L’incontro dovrebbe servire a evitare la chiusura che, secondo quanto ribadiscono dal Mit, rappresenterebbe una “procurata interruzione di pubblico servizio che equivarrebbe a un inadempimento” grave da parte della società, concessionaria delle autostrade A24 e A25, che potrebbe portare alla “revoca immediata della concessione”, evocata ieri dal sottosegretario M5S Gianluca Vacca.

Fonti del Mit ricordano che ‘presto sarà nominato un commissario per il rischio idrogeologico del Gran Sasso e sarà presentato un emendamento al decreto Sblocca cantieri. Il commissario si occuperà proprio della “progettazione e realizzazione degli interventi per la messa in sicurezza del sistema idrico”. Il decreto è attualmente all’esame del Senato in prima lettura e in settimana dovrebbe iniziare l’esame degli emendamenti (oltre un migliaio quelli dei senatori), anche se non è escluso che il voto vero e proprio possa slittare a dopo le europee. Per convertirlo c’è tempo fino a metà giugno.

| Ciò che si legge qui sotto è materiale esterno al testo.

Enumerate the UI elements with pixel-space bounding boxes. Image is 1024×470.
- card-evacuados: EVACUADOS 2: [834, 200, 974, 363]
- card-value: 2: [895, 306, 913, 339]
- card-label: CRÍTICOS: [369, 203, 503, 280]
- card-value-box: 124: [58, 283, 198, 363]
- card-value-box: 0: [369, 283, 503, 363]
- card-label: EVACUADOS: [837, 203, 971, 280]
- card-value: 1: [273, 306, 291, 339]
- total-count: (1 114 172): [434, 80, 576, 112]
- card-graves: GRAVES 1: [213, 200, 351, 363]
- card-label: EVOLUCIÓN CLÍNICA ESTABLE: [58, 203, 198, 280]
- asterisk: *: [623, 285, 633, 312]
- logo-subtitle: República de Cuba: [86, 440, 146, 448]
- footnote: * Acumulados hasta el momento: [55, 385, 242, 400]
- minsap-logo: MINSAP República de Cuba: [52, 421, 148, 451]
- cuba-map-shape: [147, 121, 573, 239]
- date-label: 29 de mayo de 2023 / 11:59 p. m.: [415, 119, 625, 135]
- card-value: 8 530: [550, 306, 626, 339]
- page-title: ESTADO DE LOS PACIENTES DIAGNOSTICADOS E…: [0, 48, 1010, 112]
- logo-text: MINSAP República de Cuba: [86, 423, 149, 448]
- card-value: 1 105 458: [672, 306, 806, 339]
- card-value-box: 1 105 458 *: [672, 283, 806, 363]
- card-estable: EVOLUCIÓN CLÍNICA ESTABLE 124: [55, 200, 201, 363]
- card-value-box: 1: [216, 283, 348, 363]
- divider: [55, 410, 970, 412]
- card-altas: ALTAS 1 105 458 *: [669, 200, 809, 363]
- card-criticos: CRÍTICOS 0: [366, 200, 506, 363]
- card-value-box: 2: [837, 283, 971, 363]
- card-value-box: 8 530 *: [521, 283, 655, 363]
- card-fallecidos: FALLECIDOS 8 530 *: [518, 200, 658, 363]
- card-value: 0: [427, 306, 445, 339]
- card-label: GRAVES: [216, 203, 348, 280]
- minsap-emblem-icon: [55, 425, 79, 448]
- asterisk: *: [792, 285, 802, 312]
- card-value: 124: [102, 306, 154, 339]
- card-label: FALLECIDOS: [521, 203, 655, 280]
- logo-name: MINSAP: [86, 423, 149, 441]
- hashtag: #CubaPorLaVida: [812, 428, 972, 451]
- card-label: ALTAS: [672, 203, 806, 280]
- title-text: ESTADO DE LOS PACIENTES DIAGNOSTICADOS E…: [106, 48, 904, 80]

Strada dei Parchi dal canto suo fa sapere che il Mit era già informato dal 5 aprile della decisione e che in quella occasione non aveva fatto obiezioni. “Strada dei Parchi non ha competenza, il Governo ci ha detto di stare fermi. Noi abbiamo scritto: ‘guardate che dobbiamo chiudere’, il Governo non ci ha detto nulla in contrario. Sarebbe singolare se ora ci revocasse la concessione”, puntualizza il vicepresidente della concessionaria, Mauro Fabris.